Blog: Finding Light on the Winter Solstice

By Isa Gucciardi, Ph.D.

The wind is cold and biting. I hear the neighborhood kids playing in the fallen leaves all around the Sacred Stream Center as the late afternoon sun is setting far too quickly. I rarely put the electric lights on in the Sacred Stream Sanctuary, because the room has stained glass windows on the eastern, southern and western sides of the wood paneled space. Throughout the day, I know what time it is by gauging where the light is falling in the room. Now, it is fading fast behind the 100-year-old arched stained glass that engulfs the western wall.

This is the fourth time in the solstice calendar that we have cancelled our quarterly drum circle.

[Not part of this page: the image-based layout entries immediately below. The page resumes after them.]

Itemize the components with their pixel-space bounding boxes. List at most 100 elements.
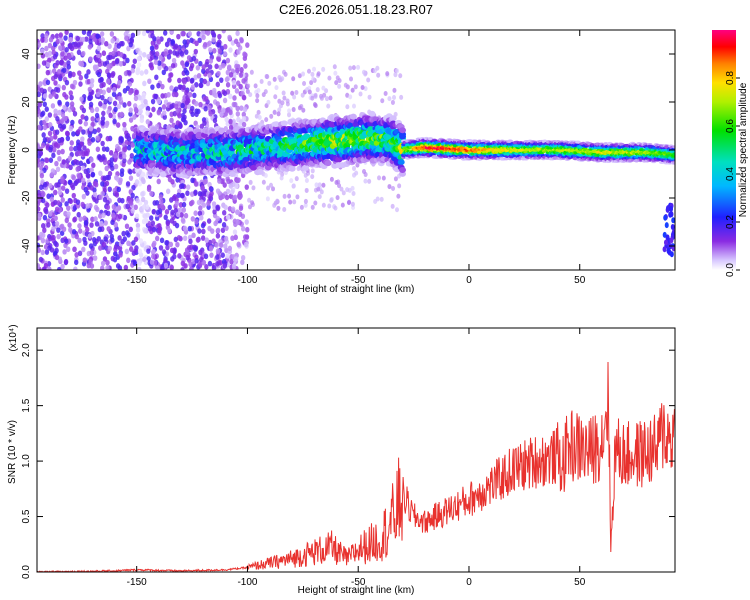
spectrogram-noise-cell [217,92,223,99]
spectrogram-noise-cell [366,77,371,83]
spectrogram-noise-cell [169,85,174,91]
spectrogram-noise-cell [80,201,85,208]
spectrogram-noise-cell [271,186,276,192]
spectrogram-noise-cell [345,187,350,193]
spectrogram-noise-cell [156,109,162,115]
spectrogram-noise-cell [172,110,178,117]
spectrogram-noise-cell [353,84,358,90]
spectrogram-noise-cell [358,91,363,97]
spectrogram-noise-cell [212,204,217,211]
spectrogram-noise-cell [392,87,397,93]
spectrogram-noise-cell [196,73,202,79]
spectrogram-noise-cell [113,152,118,159]
spectrogram-noise-cell [68,227,73,233]
spectrogram-noise-cell [134,89,139,96]
spectrogram-noise-cell [188,261,193,268]
spectrogram-noise-cell [97,153,102,160]
spectrogram-noise-cell [134,179,140,185]
spectrogram-noise-cell [190,216,196,222]
spectrogram-noise-cell [361,69,366,75]
spectrogram-noise-cell [165,220,171,227]
spectrogram-noise-cell [301,71,306,77]
spectrogram-noise-cell [395,68,400,74]
spectrogram-noise-cell [57,99,62,106]
spectrogram-noise-cell [141,218,147,225]
spectrogram-noise-cell [110,219,115,226]
spectrogram-noise-cell [81,246,86,253]
spectrogram-noise-cell [152,240,157,247]
spectrogram-noise-cell [67,222,72,228]
spectrogram-noise-cell [169,117,174,124]
spectrogram-noise-cell [211,265,217,270]
spectrogram-noise-cell [240,259,245,266]
spectrogram-noise-cell [140,171,146,178]
spectrogram-noise-cell [68,164,73,171]
spectrogram-noise-cell [89,78,95,84]
spectrogram-noise-cell [47,112,53,118]
spectrogram-noise-cell [199,199,204,205]
spectrogram-ridge-cell [303,133,311,140]
spectrogram-noise-cell [207,260,213,267]
spectrogram-noise-cell [285,98,290,104]
spectrogram-noise-cell [89,222,94,228]
spectrogram-noise-cell [210,30,215,36]
spectrogram-noise-cell [158,198,164,205]
spectrogram-noise-cell [281,90,286,96]
spectrogram-noise-cell [57,155,62,162]
spectrogram-noise-cell [225,253,230,259]
spectrogram-noise-cell [109,157,114,163]
spectrogram-noise-cell [124,248,130,255]
spectrogram-noise-cell [68,125,74,132]
spectrogram-noise-cell [54,160,59,167]
spectrogram-ridge-cell [399,127,407,134]
spectrogram-noise-cell [387,96,392,102]
spectrogram-noise-cell [41,191,46,197]
spectrogram-noise-cell [85,203,90,209]
spectrogram-noise-cell [83,220,89,226]
spectrogram-noise-cell [171,195,177,201]
spectrogram-noise-cell [142,51,147,58]
spectrogram-noise-cell [118,252,123,258]
spectrogram-noise-cell [176,33,181,40]
spectrogram-noise-cell [73,145,78,152]
spectrogram-noise-cell [329,197,334,203]
spectrogram-noise-cell [48,36,54,43]
spectrogram-noise-cell [191,55,197,62]
spectrogram-noise-cell [210,228,215,234]
spectrogram-noise-cell [68,90,73,96]
spectrogram-noise-cell [54,220,60,227]
spectrogram-noise-cell [213,92,219,99]
spectrogram-noise-cell [58,45,63,51]
spectrogram-noise-cell [47,245,52,251]
spectrogram-noise-cell [155,265,160,270]
spectrogram-noise-cell [128,169,133,175]
spectrogram-noise-cell [275,198,280,204]
spectrogram-noise-cell [111,212,116,218]
spectrogram-noise-cell [266,99,271,105]
spectrogram-noise-cell [55,166,61,173]
spectrogram-noise-cell [133,95,139,102]
spectrogram-noise-cell [69,94,74,101]
spectrogram-noise-cell [180,260,186,267]
spectrogram-noise-cell [235,209,240,216]
spectrogram-noise-cell [118,136,123,143]
spectrogram-noise-cell [177,84,182,90]
spectrogram-noise-cell [73,180,78,187]
spectrogram-noise-cell [232,229,238,235]
spectrogram-noise-cell [300,92,305,98]
spectrogram-noise-cell [253,83,258,89]
spectrogram-noise-cell [299,204,304,210]
spectrogram-noise-cell [291,76,296,82]
spectrogram-noise-cell [310,95,315,101]
spectrogram-noise-cell [321,85,326,91]
spectrogram-noise-cell [200,30,206,36]
spectrogram-noise-cell [167,204,172,211]
spectrogram-noise-cell [236,241,241,248]
spectrogram-noise-cell [215,248,221,254]
spectrogram-noise-cell [178,123,183,129]
spectrogram-noise-cell [64,188,70,194]
spectrogram-noise-cell [214,63,219,70]
spectrogram-noise-cell [241,115,247,122]
spectrogram-noise-cell [53,134,58,140]
spectrogram-noise-cell [37,42,41,48]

We have come together to mark the solstice or equinox since 1995. When the spring equinox circle was cancelled in March of this year, it was jarring to realize that our traditions could so easily be abandoned. Now, with the winter winds, it does not seem surprising at all that anything we may have planned does not occur as we thought it might.

As we look into the darkening nights, we are all facing obscurations on so many levels. The pandemic promises to continue to break infection records. Our political landscape both nationally and internationally is fraught with so much danger. The climate crisis deepens as our fellow creatures continue to withdraw from the earth. Since human time began on earth, the winter solstice season has been a time when people have looked into the yawning darkness and wondered if the light would ever return. We still ask this same question, and its import is multiplied across the many layers of complexity we are facing.